JPMorgan: this is not a rotation, it is a retreat
The most significant institutional note of the session came from JPMorgan analysts led by Nikolaos Panigirtzoglou. In a report published Thursday, the bank argued the debasement trade has lost momentum — and that the data does not support the simpler story of investors rotating from bitcoin to gold.
Bitcoin ETF outflows and gold ETF outflows are happening simultaneously. CME bitcoin and gold futures positions are weakening in parallel. "Bitcoin had been the main manifestation of the debasement trade since the start of the Iran conflict," the report stated.
What that means in practice: capital is exiting both assets at the same time, not cycling between them. The debasement trade was a single thesis — buy real assets because governments will inflate their way through geopolitical stress. When that thesis softens, both sides of the pair come off together. Farside Investors data on ETF flows tracked the same pattern, with bitcoin ETFs seeing significant outflows over the prior two weeks.
JPMorgan added that the pullback may reflect growing market expectations that U.S.-Iran tensions could eventually ease, leading investors to reduce geopolitical and inflation hedges that had supported both assets earlier in 2026. The irony on May 28 is that those peace expectations were being crushed in real time — yet the capital that had already moved for debasement reasons did not reverse course.
Bitcoin is also trading below its 50-week exponential moving average of $84,000. That level had served as a reference for the medium-term trend; sitting more than $10,000 below it reinforces the deteriorating technical backdrop.
Structural resilience vs. short-term sensitivity
Not everyone was reading the moment as a turning point. Rony Szuster, head of research at Mercado Bitcoin, noted in a comment shared with CoinDesk that the crypto market "remains structurally resilient, supported by long-term accumulation and the strength of AI and blockchain infrastructure narratives."
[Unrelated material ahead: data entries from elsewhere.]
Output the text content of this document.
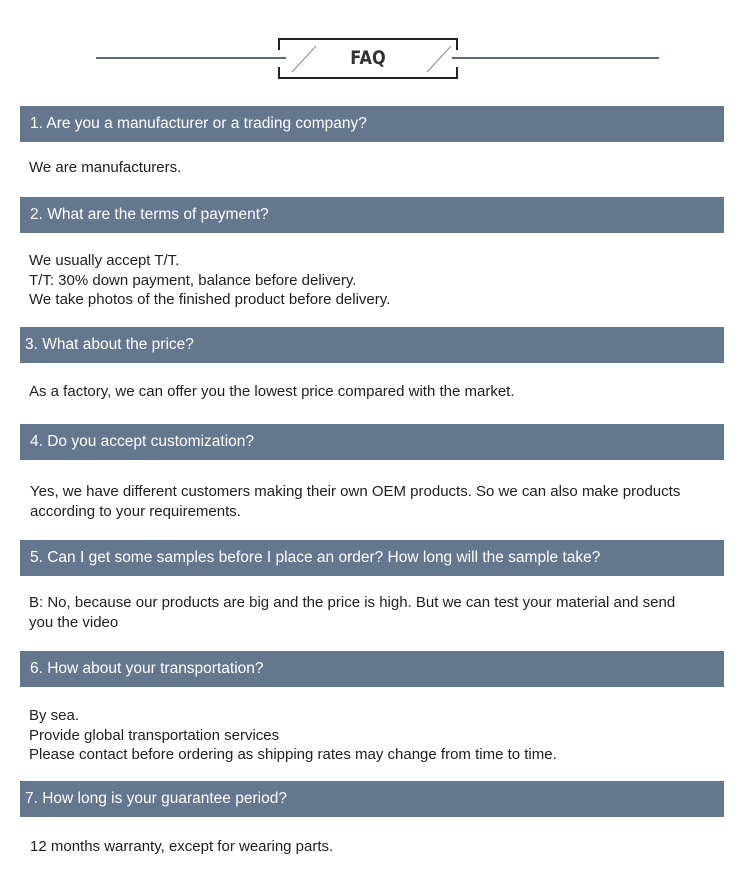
FAQ
1. Are you a manufacturer or a trading company?
We are manufacturers.
2. What are the terms of payment?
We usually accept T/T.
T/T: 30% down payment, balance before delivery.
We take photos of the finished product before delivery.
3. What about the price?
As a factory, we can offer you the lowest price compared with the market.
4. Do you accept customization?
Yes, we have different customers making their own OEM products. So we can also make products
according to your requirements.
5. Can I get some samples before I place an order? How long will the sample take?
B: No, because our products are big and the price is high. But we can test your material and send
you the video
6. How about your transportation?
By sea.
Provide global transportation services
Please contact before ordering as shipping rates may change from time to time.
7. How long is your guarantee period?
12 months warranty, except for wearing parts.
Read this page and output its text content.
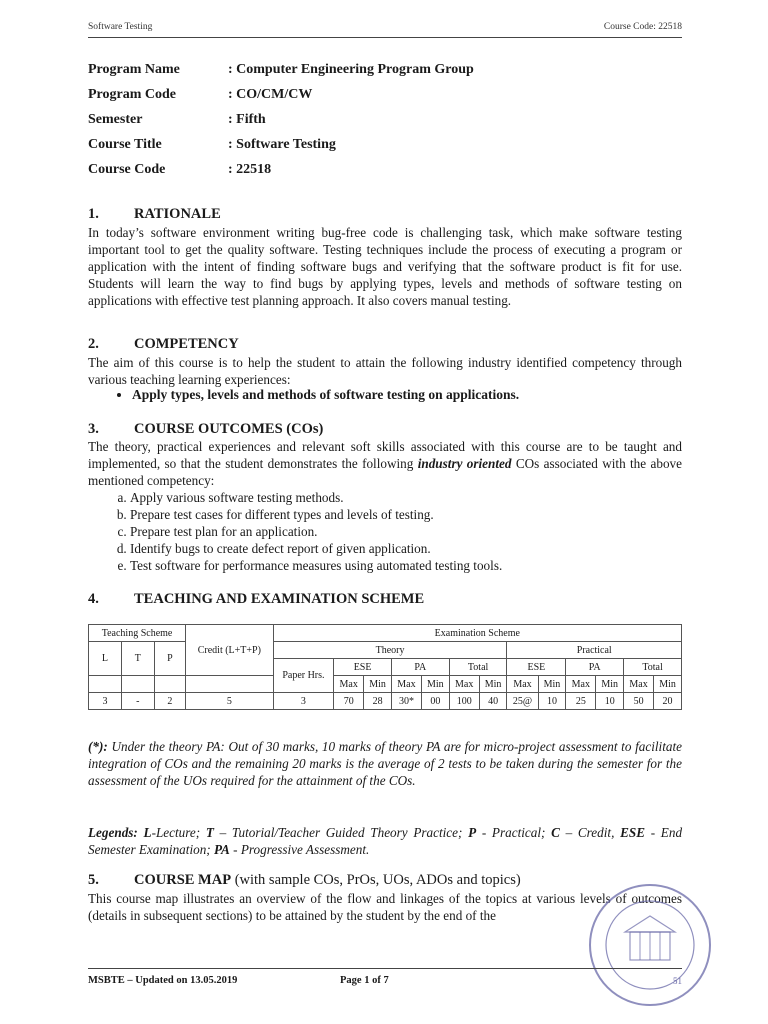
Software Testing	Course Code: 22518
Program Name	: Computer Engineering Program Group
Program Code	: CO/CM/CW
Semester	: Fifth
Course Title	: Software Testing
Course Code	: 22518
1. RATIONALE
In today’s software environment writing bug-free code is challenging task, which make software testing important tool to get the quality software. Testing techniques include the process of executing a program or application with the intent of finding software bugs and verifying that the software product is fit for use. Students will learn the way to find bugs by applying types, levels and methods of software testing on applications with effective test planning approach. It also covers manual testing.
2. COMPETENCY
The aim of this course is to help the student to attain the following industry identified competency through various teaching learning experiences:
• Apply types, levels and methods of software testing on applications.
3. COURSE OUTCOMES (COs)
The theory, practical experiences and relevant soft skills associated with this course are to be taught and implemented, so that the student demonstrates the following industry oriented COs associated with the above mentioned competency:
a. Apply various software testing methods.
b. Prepare test cases for different types and levels of testing.
c. Prepare test plan for an application.
d. Identify bugs to create defect report of given application.
e. Test software for performance measures using automated testing tools.
4. TEACHING AND EXAMINATION SCHEME
Teaching Scheme			Credit (L+T+P)	Examination Scheme												

L	T	P		Theory							Practical					
				Paper Hrs.	ESE		PA		Total		ESE		PA		Total	
					Max	Min	Max	Min	Max	Min	Max	Min	Max	Min	Max	Min
3	-	2	5	3	70	28	30*	00	100	40	25@	10	25	10	50	20
(*): Under the theory PA: Out of 30 marks, 10 marks of theory PA are for micro-project assessment to facilitate integration of COs and the remaining 20 marks is the average of 2 tests to be taken during the semester for the assessment of the UOs required for the attainment of the COs.
Legends: L-Lecture; T – Tutorial/Teacher Guided Theory Practice; P - Practical; C – Credit, ESE - End Semester Examination; PA - Progressive Assessment.
5. COURSE MAP (with sample COs, PrOs, UOs, ADOs and topics)
This course map illustrates an overview of the flow and linkages of the topics at various levels of outcomes (details in subsequent sections) to be attained by the student by the end of the
51
MSBTE – Updated on 13.05.2019	Page 1 of 7
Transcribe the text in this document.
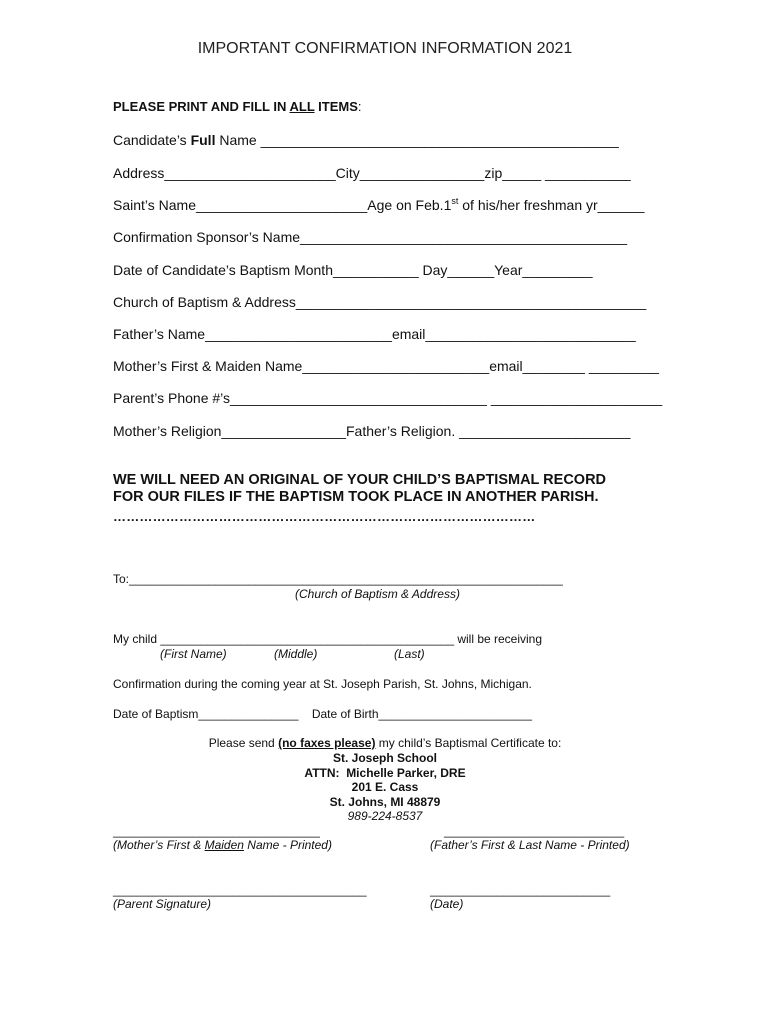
IMPORTANT CONFIRMATION INFORMATION 2021
PLEASE PRINT AND FILL IN ALL ITEMS:
Candidate’s Full Name ______________________________________________
Address______________________City________________zip_____ ___________
Saint’s Name______________________Age on Feb.1st of his/her freshman yr______
Confirmation Sponsor’s Name__________________________________________
Date of Candidate’s Baptism Month___________ Day______Year_________
Church of Baptism & Address_____________________________________________
Father’s Name________________________email___________________________
Mother’s First & Maiden Name________________________email________ _________
Parent’s Phone #’s_________________________________ ______________________
Mother’s Religion________________Father’s Religion. ______________________
WE WILL NEED AN ORIGINAL OF YOUR CHILD’S BAPTISMAL RECORD
FOR OUR FILES IF THE BAPTISM TOOK PLACE IN ANOTHER PARISH.
……………………………………………………………………………………
To:_________________________________________________________________
(Church of Baptism & Address)
My child ____________________________________________ will be receiving
(First Name)	(Middle)	(Last)
Confirmation during the coming year at St. Joseph Parish, St. Johns, Michigan.
Date of Baptism_______________    Date of Birth_______________________
Please send (no faxes please) my child’s Baptismal Certificate to:
St. Joseph School
ATTN:  Michelle Parker, DRE
201 E. Cass
St. Johns, MI 48879
989-224-8537
_______________________________	___________________________
(Mother’s First & Maiden Name - Printed)	(Father’s First & Last Name - Printed)
______________________________________	___________________________
(Parent Signature)	(Date)
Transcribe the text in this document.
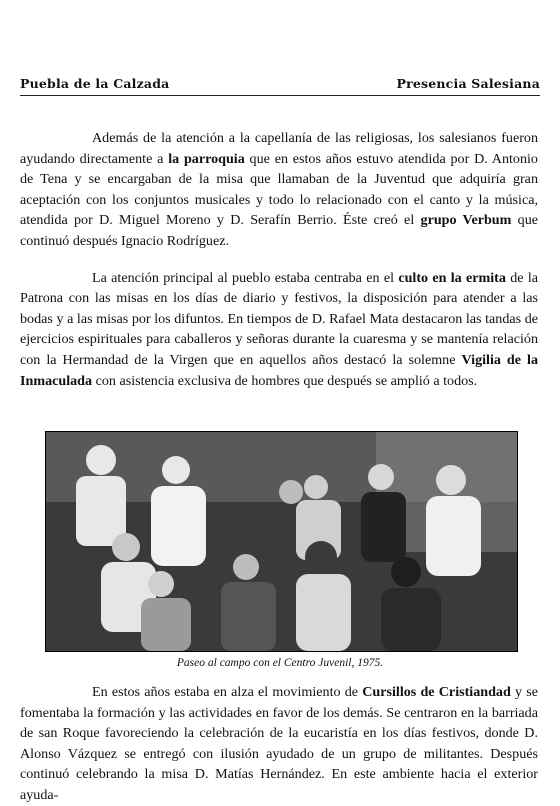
Puebla de la Calzada	Presencia Salesiana

Además de la atención a la capellanía de las religiosas, los salesianos fueron ayudando directamente a la parroquia que en estos años estuvo atendida por D. Antonio de Tena y se encargaban de la misa que llamaban de la Juventud que adquiría gran aceptación con los conjuntos musicales y todo lo relacionado con el canto y la música, atendida por D. Miguel Moreno y D. Serafín Berrio. Éste creó el grupo Verbum que continuó después Ignacio Rodríguez.

La atención principal al pueblo estaba centraba en el culto en la ermita de la Patrona con las misas en los días de diario y festivos, la disposición para atender a las bodas y a las misas por los difuntos. En tiempos de D. Rafael Mata destacaron las tandas de ejercicios espirituales para caballeros y señoras durante la cuaresma y se mantenía relación con la Hermandad de la Virgen que en aquellos años destacó la solemne Vigilia de la Inmaculada con asistencia exclusiva de hombres que después se amplió a todos.

Paseo al campo con el Centro Juvenil, 1975.

En estos años estaba en alza el movimiento de Cursillos de Cristiandad y se fomentaba la formación y las actividades en favor de los demás. Se centraron en la barriada de san Roque favoreciendo la celebración de la eucaristía en los días festivos, donde D. Alonso Vázquez se entregó con ilusión ayudado de un grupo de militantes. Después continuó celebrando la misa D. Matías Hernández. En este ambiente hacia el exterior ayuda-
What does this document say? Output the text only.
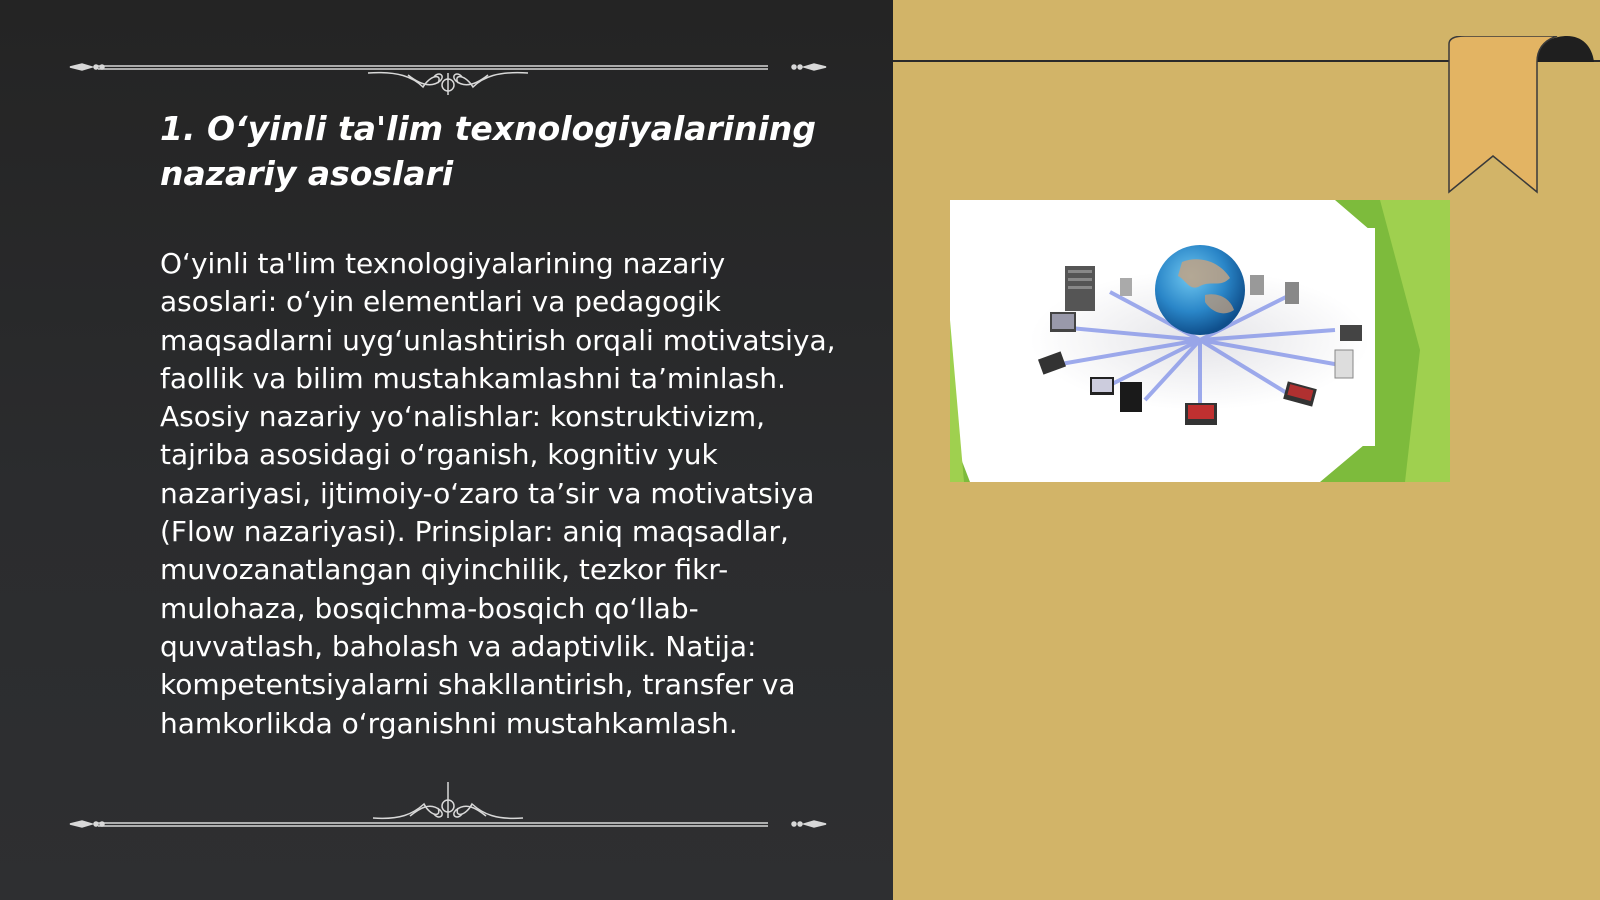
1. O‘yinli ta'lim texnologiyalarining nazariy asoslari

O‘yinli ta'lim texnologiyalarining nazariy asoslari: o‘yin elementlari va pedagogik maqsadlarni uyg‘unlashtirish orqali motivatsiya, faollik va bilim mustahkamlashni ta’minlash. Asosiy nazariy yo‘nalishlar: konstruktivizm, tajriba asosidagi o‘rganish, kognitiv yuk nazariyasi, ijtimoiy-o‘zaro ta’sir va motivatsiya (Flow nazariyasi). Prinsiplar: aniq maqsadlar, muvozanatlangan qiyinchilik, tezkor fikr-mulohaza, bosqichma-bosqich qo‘llab-quvvatlash, baholash va adaptivlik. Natija: kompetentsiyalarni shakllantirish, transfer va hamkorlikda o‘rganishni mustahkamlash.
Szuster framed the current pressure in terms of timeframe, not thesis: "In the short term, the market remains more sensitive to geopolitical developments and the return of institutional flows after the U.S. holiday, keeping bitcoin in consolidation while altcoins trade in a more selective environment."
That distinction — structural resilience versus short-term sensitivity — is the key tension in the session's price action. The debasement trade was always a medium-to-long-term narrative dressed in short-term momentum. JPMorgan's note argues the momentum is gone. Whether the underlying thesis returns depends on whether geopolitical risk re-escalates, whether inflation data surprises to the upside, and whether the diplomatic picture in the Middle East stabilizes.
The PCE report — the Federal Reserve's preferred inflation gauge — was due Thursday. Its reading would test whether the inflation leg of the debasement argument had any remaining force, even as the geopolitical leg was being dismantled in real time.
What the session measured
The day concentrated several drivers simultaneously: a live military exchange between the U.S. and Iran, prediction markets repricing ceasefire probability by more than 60 percentage points in 48 hours, an oil spike that threatened to revive inflation concerns, and an institutional note declaring the trade responsible for much of crypto's 2026 gains structurally weakened.
Bitcoin had a short, clean answer to all of it: a six-week low, nearly $900 million in liquidated longs, and a price handle that placed it well below every medium-term moving average that had served as support through the earlier part of the year.
This story draws on reporting from CoinDesk markets, the CoinDesk Daybook for May 28, 2026, and Reuters. Polymarket and Kalshi odds are as of May 28, 2026.